Рапид может дать и мистику, как у Эпштейна. Но это, сели он работает эстетически, в установке на умозрительные явления. Если же он разрабатывает конкретное, исторически мыслимое явление — животно, фактурно и так, как оно есть, но просто, как мы его не видим, — он дает новый словарь для выражения понятий, находящихся до тех пор на стадии обмолвки и намека. И так он становится языком, говорящим то, это мы хотим и можем сказать об этике.

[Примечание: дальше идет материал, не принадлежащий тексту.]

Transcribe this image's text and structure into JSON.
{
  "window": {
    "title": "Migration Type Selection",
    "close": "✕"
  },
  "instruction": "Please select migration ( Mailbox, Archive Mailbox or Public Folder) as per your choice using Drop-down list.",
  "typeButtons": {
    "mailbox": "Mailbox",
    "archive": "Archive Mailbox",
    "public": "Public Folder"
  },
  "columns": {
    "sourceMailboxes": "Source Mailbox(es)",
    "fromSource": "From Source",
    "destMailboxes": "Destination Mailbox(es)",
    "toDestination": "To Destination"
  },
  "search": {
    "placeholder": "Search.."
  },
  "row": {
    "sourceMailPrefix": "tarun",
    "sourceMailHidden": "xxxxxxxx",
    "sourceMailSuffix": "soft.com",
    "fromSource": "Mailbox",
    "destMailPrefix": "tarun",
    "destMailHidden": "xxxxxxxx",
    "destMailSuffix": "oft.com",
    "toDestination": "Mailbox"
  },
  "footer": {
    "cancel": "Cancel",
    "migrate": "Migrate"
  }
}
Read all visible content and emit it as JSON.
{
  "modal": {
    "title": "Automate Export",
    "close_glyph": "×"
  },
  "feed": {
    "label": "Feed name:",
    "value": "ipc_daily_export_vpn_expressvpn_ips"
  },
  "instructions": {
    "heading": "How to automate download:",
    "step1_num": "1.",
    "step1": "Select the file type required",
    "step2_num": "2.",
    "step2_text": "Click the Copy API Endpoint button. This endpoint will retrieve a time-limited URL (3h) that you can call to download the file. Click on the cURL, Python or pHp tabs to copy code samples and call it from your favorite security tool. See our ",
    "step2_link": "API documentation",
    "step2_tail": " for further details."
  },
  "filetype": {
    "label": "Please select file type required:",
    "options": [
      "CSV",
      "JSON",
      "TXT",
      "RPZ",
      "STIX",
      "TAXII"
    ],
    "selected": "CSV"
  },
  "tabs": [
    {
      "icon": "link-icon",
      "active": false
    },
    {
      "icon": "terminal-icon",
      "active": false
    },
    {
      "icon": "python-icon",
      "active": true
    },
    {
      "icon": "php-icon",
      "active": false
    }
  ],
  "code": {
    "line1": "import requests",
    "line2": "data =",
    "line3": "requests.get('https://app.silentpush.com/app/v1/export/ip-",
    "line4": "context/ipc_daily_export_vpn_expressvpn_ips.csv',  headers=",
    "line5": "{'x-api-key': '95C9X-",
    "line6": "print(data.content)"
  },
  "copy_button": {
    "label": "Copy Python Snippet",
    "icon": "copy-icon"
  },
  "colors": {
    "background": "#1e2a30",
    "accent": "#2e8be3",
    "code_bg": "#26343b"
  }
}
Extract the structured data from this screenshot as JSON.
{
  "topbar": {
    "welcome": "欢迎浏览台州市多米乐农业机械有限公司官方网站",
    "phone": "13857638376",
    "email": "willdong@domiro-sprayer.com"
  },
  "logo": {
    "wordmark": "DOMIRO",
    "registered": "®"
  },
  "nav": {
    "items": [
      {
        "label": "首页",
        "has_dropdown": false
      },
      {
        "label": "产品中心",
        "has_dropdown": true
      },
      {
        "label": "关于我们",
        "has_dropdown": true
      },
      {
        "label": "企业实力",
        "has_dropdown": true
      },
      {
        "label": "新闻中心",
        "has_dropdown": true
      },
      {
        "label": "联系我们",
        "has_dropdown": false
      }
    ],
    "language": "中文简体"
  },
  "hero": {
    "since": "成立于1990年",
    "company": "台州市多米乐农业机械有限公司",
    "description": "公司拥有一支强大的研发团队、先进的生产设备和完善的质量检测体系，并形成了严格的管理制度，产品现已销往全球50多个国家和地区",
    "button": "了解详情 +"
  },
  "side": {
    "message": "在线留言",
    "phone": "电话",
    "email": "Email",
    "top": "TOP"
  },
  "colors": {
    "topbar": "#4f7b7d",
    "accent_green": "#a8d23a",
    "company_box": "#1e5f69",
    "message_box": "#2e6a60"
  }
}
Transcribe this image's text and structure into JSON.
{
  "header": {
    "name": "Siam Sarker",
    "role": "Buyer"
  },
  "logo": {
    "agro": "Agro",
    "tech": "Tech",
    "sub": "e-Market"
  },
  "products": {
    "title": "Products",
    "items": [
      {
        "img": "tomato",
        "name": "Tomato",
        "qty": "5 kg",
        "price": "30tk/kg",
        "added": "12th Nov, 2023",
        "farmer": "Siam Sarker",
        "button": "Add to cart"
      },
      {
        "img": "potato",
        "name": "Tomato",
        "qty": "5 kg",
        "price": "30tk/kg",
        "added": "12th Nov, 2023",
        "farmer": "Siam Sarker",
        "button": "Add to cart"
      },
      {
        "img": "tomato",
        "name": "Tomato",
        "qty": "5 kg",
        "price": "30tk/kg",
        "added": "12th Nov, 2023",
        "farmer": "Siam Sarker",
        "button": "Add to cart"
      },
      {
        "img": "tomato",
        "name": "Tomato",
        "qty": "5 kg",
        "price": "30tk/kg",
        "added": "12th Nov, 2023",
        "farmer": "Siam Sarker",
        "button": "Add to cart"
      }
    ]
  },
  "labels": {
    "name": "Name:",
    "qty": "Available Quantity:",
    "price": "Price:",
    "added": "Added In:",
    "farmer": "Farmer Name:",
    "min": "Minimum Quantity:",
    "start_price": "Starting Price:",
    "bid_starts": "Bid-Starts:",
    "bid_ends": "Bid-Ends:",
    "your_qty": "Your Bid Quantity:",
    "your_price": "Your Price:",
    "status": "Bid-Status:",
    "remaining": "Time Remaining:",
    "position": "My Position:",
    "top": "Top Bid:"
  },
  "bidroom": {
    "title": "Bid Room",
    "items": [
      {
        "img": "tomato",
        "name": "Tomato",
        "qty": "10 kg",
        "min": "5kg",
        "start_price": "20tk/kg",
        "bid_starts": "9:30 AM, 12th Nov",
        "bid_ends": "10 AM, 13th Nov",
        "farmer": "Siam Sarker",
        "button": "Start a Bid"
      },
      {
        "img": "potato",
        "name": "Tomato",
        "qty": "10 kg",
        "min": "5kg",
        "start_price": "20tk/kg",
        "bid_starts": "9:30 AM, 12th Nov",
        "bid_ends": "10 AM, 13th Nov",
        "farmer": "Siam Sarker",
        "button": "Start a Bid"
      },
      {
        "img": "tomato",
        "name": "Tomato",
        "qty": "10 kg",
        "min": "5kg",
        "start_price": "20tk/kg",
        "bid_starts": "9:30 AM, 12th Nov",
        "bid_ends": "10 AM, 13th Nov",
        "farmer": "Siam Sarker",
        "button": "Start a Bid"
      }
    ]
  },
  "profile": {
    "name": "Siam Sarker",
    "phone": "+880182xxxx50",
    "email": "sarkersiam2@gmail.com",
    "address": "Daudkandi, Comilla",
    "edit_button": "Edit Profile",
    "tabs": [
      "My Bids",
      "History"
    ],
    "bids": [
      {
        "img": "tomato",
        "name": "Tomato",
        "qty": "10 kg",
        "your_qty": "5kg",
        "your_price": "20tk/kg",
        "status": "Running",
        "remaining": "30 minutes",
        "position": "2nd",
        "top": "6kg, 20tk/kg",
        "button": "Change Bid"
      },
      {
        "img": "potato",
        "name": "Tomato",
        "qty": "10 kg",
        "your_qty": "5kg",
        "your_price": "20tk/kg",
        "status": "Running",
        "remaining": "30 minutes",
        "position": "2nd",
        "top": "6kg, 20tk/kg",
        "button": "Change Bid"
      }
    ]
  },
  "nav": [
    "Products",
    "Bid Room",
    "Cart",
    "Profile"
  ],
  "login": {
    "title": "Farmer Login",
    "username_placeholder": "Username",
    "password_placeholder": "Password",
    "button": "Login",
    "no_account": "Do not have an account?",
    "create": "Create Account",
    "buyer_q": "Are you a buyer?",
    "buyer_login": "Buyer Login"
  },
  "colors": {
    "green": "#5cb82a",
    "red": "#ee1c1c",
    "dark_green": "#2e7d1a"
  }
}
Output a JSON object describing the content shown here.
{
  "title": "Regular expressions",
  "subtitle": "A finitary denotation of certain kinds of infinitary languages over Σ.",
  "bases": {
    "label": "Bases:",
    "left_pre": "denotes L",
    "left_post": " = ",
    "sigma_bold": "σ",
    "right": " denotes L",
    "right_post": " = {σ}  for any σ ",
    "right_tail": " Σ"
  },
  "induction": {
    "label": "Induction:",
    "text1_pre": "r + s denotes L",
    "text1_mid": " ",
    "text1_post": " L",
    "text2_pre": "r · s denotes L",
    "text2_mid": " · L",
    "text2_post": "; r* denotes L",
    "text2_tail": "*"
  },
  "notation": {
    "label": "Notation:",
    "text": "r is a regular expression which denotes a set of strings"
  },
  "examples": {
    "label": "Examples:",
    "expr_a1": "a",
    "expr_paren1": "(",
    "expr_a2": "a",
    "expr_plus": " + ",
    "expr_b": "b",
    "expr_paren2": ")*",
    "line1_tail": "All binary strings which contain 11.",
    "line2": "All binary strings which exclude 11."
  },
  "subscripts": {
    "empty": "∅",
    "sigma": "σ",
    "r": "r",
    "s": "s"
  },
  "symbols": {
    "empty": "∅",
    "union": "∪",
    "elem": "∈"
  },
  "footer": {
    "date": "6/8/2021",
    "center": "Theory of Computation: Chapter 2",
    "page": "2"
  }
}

2. Чтобы перейти к звуковым особенностям начинающей сниматься фильмы, надо сделать экскурс в область монтажа. Англичане и американцы даже как следует не знают этого слова. Нет его! «Кеттин», «редэктин». Монтаж в большой степени является специфически нашим. Монтаж, как столкновение (принцип впервые четко сформирован Эйзенштейном), противоположен описательно-повествовательной склейке, кирпичетворству. Оставаясь до конца верными своим собственным установкам, не нарушая взаимосвязи с принципами нашей немой кинематографии, мы в звуке остаемся на платформе монтажа асинхронного. Беря звуковое кино, как оно есть теперь, говорящее, поющее, лекционно — опереточное, мы сварганим его с нашим немым монтажом в такую плотную спайку, чтобы это стало новым видом искусства. На помощь рапидом вскрытым вещам. титру, превращающему монтажный кусок в вектор, мы призовем звук, музыку, шум, голос для подтверждения диалектической этики живущего. По этому мы и снимать будем отдельно. Сначала немую часть, а потом звуковую (кроме нескольких отдельных случаев), и объединим их уже при монтаже.
Мы надеемся, что за то недолгое время, за которое мы собираемся закончить немую часть, наша общественность, с таким энтузиазмом взявшаяся за дело подготовления кадров звуковых работников, а также как практические, так и теоретические достижения отдельных мастеров дадут материал для более точного и детального представления о тех задачах, которые должны встать перед нами в период как звуковой съемки, так и монтажа. Вопрос слишком ответствен, чтобы могла быть какая-нибудь конкуренция. Только искренний обмен, опытом позволит нам поставить советское звуковое кино па ту же революционную высоту, на которой силой творчества масс стоит наше немое кино.
1929 г.
Пудовкин В. Собрание сочинений: В 3 т. Т. 2. М.: Искусство, 1974. Т.1.